11.5 Naive diagonal formulation
Consider the risk budgeting equations \[w_i\left(\bSigma\w\right)_i = b_i \, \w^\T\bSigma\w, \qquad i=1,\ldots,N.\] If we assume that the covariance matrix is diagonal, \(\bSigma = \textm{Diag}(\bm{\sigma}^2)\), then they simplify to \[w_i^2 \sigma_i^2 = b_i \sum_{j=1}^N w_j^2 \sigma_j^2, \qquad i=1,\ldots,N\] or, equivalently, \[\begin{equation} w_i = \frac{\sqrt{b_i}}{\sigma_i} \sqrt{\sum_{j=1}^N w_j^2 \sigma_j^2}, \qquad i=1,\ldots,N. \tag{11.2} \end{equation}\]
Observe that this portfolio is inversely proportional to the assets’ volatilities, which corresponds to the inverse volatility portfolio (IVolP) introduced in Section 6.5.2 of Chapter 6. Lower weights are given to high-volatility assets and higher weights to low-volatility assets, resulting in weighted constituent assets with equal volatility (for the case \(b_i=1/N\)): \[\textm{Std}(w_i x_i) = w_i\sigma_i = 1/N,\] where \(\textm{Std}(\cdot)\) denotes standard deviation.

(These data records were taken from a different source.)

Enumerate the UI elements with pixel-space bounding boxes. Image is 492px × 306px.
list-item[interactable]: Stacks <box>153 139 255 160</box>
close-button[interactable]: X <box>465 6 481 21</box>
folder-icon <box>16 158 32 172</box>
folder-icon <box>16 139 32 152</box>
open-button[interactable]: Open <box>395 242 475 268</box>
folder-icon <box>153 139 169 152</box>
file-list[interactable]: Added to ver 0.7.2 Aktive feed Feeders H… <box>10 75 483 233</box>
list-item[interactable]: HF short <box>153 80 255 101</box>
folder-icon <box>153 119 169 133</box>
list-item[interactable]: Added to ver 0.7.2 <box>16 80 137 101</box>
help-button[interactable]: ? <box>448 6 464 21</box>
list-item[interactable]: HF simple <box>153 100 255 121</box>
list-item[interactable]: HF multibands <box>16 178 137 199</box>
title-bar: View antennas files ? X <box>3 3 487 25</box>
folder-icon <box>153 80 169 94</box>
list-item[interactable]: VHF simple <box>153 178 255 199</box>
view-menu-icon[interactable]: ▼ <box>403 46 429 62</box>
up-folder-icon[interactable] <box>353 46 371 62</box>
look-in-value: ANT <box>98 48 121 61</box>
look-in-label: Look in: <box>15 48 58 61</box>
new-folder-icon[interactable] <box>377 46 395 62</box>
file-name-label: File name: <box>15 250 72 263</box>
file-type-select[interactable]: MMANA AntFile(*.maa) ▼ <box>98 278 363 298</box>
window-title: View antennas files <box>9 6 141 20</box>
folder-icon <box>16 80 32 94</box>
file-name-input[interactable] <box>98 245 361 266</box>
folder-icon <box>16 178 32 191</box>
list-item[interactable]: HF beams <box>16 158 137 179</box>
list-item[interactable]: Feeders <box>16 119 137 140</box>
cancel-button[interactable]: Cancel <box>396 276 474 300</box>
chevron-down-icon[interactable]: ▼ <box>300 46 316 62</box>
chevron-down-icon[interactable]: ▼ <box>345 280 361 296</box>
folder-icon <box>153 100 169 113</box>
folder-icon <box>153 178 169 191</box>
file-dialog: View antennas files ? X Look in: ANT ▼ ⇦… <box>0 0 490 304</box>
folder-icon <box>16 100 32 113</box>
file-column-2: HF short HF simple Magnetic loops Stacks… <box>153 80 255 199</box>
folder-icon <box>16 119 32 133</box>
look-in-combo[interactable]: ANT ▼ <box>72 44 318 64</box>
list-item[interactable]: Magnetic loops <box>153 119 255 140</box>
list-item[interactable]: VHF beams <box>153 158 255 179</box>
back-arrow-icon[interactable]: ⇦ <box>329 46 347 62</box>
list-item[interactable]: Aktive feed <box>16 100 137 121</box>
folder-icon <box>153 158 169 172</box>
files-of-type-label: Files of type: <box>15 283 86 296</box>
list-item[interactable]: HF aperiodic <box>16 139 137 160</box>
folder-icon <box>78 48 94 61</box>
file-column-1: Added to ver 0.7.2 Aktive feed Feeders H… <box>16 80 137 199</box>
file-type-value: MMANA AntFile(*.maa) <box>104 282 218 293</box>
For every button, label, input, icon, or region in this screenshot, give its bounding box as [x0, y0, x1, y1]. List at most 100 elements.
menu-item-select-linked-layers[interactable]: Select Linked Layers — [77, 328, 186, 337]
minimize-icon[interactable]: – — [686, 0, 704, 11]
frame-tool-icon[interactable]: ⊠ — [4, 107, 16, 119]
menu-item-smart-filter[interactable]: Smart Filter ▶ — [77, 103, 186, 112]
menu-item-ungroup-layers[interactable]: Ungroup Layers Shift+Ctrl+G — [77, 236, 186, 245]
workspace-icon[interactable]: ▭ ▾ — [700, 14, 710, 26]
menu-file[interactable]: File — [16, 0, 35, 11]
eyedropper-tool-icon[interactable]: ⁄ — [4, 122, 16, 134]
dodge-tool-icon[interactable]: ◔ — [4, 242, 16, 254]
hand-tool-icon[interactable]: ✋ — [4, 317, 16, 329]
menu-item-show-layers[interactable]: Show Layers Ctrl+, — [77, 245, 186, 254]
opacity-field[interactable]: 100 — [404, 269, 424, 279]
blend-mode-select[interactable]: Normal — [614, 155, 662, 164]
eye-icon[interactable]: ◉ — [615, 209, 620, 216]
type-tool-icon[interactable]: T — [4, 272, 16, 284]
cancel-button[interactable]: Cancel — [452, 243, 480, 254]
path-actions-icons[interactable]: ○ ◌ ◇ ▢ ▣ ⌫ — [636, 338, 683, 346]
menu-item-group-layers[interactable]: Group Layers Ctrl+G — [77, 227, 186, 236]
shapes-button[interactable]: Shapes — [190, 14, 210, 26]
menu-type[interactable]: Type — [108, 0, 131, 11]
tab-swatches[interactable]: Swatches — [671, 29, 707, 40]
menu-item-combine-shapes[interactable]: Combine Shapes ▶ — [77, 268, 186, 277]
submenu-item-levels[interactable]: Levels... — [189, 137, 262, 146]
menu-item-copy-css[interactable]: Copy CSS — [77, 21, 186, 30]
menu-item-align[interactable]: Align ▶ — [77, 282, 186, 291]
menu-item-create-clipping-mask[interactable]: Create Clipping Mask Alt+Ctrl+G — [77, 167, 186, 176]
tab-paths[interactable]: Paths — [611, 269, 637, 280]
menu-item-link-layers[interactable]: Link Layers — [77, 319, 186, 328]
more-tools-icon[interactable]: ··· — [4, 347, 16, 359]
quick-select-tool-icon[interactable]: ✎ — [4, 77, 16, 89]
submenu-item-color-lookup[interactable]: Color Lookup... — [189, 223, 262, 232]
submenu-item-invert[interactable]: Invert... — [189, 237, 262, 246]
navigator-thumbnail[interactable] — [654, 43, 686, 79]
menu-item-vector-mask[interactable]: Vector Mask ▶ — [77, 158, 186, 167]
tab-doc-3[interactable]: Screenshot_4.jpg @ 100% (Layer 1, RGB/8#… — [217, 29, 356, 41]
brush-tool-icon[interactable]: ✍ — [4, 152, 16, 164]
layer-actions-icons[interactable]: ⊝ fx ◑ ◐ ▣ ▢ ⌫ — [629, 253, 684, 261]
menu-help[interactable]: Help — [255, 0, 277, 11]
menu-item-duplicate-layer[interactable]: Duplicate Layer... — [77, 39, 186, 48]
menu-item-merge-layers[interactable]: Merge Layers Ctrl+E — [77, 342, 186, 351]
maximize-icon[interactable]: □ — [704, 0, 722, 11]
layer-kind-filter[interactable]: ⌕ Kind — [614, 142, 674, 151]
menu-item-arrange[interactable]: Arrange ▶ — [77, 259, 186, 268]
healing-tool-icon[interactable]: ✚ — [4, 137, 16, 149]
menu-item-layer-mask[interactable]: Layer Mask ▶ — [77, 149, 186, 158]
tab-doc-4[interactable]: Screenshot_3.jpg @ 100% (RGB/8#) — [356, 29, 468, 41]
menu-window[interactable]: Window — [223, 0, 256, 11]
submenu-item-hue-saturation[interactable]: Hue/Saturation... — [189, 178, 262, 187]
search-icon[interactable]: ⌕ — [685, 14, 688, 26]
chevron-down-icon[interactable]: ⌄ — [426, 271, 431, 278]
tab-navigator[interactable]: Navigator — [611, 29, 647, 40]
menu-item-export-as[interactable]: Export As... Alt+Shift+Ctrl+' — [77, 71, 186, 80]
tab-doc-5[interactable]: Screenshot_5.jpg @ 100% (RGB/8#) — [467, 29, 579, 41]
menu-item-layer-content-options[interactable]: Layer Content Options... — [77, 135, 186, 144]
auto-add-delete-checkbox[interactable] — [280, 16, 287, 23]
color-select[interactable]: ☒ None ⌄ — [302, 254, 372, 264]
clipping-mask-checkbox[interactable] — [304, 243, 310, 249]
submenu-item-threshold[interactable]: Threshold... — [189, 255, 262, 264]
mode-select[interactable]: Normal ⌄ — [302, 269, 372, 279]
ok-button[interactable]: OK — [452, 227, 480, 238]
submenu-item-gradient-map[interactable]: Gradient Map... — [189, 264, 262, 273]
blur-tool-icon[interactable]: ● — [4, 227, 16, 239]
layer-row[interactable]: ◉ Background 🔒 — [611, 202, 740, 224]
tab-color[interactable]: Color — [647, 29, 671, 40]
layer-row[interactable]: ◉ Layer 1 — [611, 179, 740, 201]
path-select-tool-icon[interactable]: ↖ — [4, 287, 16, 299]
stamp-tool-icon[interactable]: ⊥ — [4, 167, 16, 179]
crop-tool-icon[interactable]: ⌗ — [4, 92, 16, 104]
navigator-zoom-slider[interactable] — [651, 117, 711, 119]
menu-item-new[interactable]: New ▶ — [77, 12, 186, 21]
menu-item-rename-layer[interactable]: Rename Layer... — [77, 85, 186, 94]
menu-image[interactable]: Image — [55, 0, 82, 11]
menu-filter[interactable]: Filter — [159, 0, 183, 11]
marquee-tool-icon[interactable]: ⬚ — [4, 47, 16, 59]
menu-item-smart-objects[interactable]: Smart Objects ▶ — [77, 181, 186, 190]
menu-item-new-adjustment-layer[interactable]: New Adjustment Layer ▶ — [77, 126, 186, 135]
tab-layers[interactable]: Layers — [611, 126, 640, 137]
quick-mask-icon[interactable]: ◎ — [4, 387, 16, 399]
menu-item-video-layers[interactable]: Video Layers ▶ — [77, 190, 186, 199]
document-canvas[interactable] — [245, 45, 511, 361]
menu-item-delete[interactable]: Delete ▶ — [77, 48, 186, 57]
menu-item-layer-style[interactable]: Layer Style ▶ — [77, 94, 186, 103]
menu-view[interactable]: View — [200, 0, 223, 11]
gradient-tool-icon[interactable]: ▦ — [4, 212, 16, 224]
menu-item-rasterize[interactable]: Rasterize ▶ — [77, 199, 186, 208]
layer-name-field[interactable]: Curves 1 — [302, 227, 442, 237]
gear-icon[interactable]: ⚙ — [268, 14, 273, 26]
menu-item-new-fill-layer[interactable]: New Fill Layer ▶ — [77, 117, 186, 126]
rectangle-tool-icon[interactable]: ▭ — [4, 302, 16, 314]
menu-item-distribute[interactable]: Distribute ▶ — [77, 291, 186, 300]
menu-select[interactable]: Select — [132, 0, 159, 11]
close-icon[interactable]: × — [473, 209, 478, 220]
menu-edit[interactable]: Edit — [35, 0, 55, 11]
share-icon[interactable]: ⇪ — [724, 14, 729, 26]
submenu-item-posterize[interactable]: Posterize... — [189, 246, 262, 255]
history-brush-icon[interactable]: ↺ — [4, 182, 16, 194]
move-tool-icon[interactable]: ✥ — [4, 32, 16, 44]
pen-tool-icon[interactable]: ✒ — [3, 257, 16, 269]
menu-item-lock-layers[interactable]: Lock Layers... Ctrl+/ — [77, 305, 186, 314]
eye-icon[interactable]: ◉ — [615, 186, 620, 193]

For a general nondiagonal covariance matrix, a closed-form solution is not available and some optimization procedure has to be employed. Nevertheless, the diagonal solution in (11.2) can always be used as a “naive” solution. Interestingly, the diagonal solution is also optimal if the correlations of all assets are the same (Maillard et al., 2010).
Illustrative example
Figure 11.2 shows the portfolio allocation and the risk contribution of the naive RPP and the \(1/N\) portfolio. The \(1/N\) portfolio has an equal capital allocation by definition, but it shows an unequal risk contribution with much more risk from the single asset “MGM”. The naive RPP does a much better job in equalizing the risk contribution, but it is not perfectly equalized since it ignores the off-diagonal elements of the covariance matrix.